Сын появился на свет в середине марта. Крупный, здоровенький, с белым пушком на голове. Маленький такой одуванчик, только хмурился много и сжимал кулачки. И я плакала в кровати, прижимая его к себе. Беззвучно, но с надрывом. Он смотрел на меня прозрачными глазами отца и поджимал подбородок с его же ямочкой.

А я шептала:

— Все будет хорошо, маленький Алан. Все у нас будет хорошо…

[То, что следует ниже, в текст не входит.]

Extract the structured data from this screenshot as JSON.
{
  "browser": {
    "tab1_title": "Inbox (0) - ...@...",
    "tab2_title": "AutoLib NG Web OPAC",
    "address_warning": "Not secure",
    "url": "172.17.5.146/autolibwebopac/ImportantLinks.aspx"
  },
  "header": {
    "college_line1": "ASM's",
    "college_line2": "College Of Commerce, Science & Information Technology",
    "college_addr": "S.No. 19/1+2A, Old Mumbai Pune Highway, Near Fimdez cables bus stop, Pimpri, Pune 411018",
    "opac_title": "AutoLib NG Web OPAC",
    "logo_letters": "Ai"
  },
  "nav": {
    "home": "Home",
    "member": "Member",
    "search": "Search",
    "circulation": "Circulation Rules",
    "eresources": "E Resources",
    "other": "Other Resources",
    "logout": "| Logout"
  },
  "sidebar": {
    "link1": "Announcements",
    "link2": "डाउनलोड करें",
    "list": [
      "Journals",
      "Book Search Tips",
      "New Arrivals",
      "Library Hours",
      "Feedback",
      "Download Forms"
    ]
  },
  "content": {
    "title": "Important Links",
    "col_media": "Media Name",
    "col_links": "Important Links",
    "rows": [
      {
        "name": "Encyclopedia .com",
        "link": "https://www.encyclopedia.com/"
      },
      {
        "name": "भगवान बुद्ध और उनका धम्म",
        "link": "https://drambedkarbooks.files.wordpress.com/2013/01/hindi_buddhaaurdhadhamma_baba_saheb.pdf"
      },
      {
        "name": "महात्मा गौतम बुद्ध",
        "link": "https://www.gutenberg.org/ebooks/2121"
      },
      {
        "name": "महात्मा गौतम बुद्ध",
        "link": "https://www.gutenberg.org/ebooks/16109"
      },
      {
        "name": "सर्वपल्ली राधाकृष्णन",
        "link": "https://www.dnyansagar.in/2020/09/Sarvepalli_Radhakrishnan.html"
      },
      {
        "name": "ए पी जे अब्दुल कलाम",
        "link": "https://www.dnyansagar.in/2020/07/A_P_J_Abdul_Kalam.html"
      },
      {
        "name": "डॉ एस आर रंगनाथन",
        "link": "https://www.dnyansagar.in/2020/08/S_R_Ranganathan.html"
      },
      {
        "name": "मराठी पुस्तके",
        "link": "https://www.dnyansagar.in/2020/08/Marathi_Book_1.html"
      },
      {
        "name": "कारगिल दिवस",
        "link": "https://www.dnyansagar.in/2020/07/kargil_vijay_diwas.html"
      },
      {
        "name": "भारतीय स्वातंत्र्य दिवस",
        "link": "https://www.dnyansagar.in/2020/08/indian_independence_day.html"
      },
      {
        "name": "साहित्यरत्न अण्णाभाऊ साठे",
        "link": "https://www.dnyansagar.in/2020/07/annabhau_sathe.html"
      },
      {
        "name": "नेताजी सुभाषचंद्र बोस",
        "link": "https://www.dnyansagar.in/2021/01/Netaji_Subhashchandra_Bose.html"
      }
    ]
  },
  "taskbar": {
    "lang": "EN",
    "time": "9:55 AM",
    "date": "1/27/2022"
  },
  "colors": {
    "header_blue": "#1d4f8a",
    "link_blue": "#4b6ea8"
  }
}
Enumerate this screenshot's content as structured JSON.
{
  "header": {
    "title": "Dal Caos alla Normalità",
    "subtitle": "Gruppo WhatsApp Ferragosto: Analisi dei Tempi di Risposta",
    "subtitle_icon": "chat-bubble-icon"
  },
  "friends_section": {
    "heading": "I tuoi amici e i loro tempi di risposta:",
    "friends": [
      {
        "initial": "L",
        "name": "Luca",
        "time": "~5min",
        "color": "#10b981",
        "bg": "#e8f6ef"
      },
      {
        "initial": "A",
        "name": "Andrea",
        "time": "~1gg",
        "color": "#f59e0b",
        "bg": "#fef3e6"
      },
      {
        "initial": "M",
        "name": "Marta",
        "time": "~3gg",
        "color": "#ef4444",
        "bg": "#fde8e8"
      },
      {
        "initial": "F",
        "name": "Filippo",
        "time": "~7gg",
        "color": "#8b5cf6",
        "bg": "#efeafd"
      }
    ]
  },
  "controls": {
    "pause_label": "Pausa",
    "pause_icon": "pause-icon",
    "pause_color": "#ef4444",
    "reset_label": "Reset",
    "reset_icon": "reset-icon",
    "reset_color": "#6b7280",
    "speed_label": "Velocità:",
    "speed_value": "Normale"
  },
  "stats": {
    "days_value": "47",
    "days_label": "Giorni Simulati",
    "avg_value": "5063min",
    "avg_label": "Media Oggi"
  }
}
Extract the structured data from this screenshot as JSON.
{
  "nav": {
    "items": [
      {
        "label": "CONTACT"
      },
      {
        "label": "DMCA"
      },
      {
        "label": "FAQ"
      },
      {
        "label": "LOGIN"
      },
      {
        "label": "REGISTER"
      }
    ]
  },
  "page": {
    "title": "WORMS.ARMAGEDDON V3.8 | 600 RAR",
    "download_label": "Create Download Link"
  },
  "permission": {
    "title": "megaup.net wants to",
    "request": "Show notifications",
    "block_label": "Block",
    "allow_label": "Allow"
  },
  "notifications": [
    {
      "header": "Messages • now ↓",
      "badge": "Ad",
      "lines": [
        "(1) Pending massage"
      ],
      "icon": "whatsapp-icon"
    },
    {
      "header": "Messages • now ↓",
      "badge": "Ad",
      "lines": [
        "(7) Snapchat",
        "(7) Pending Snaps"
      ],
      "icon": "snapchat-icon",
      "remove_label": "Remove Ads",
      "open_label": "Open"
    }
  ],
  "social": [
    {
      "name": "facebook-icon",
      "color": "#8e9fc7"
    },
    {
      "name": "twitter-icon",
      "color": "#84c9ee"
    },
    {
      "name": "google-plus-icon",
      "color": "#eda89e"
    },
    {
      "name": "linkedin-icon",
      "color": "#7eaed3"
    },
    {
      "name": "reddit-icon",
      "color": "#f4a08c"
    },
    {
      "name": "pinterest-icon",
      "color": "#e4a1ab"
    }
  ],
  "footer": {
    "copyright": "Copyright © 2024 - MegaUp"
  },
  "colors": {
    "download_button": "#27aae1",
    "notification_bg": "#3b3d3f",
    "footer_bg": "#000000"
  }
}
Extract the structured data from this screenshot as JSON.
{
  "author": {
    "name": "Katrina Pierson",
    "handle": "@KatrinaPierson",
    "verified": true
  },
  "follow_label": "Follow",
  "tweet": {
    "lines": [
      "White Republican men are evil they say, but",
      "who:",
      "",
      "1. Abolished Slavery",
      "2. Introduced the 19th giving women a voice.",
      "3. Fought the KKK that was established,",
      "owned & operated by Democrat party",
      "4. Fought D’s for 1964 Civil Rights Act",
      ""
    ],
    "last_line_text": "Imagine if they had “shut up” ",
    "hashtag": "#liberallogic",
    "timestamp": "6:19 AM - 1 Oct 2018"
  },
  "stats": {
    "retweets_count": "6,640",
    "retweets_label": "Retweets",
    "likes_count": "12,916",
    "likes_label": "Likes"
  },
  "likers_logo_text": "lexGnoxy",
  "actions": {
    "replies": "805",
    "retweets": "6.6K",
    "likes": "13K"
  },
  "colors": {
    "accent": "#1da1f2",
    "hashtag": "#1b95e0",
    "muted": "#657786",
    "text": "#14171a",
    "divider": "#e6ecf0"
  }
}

Люсия гладила меня по голове, и слезы катились по ее фарфоровым гладким щекам. Потому что у нас с целительницей одна душа на двоих. Одно горе. Одна радость. Одна печаль.

И одна вера.

Барт подарил Алану защитный амулет, а целительница сольвейгов долго шептала и целовала в лобик.

— Не болеть, расти крепким, — пояснила Люсия.

Роб улыбался и постоянно повторял:

— Как он похож на Эрика!

А Тамара молчала. Смотрела пристально и думала о чем-то своем.

В Липецк мы возвратились в апреле. Пели птицы и распускались листья на остриженных в прошлом году кустах. В лужах отражалось блистательное солнце и пушистые облака. Пахло гнилой листвой и влажным асфальтом.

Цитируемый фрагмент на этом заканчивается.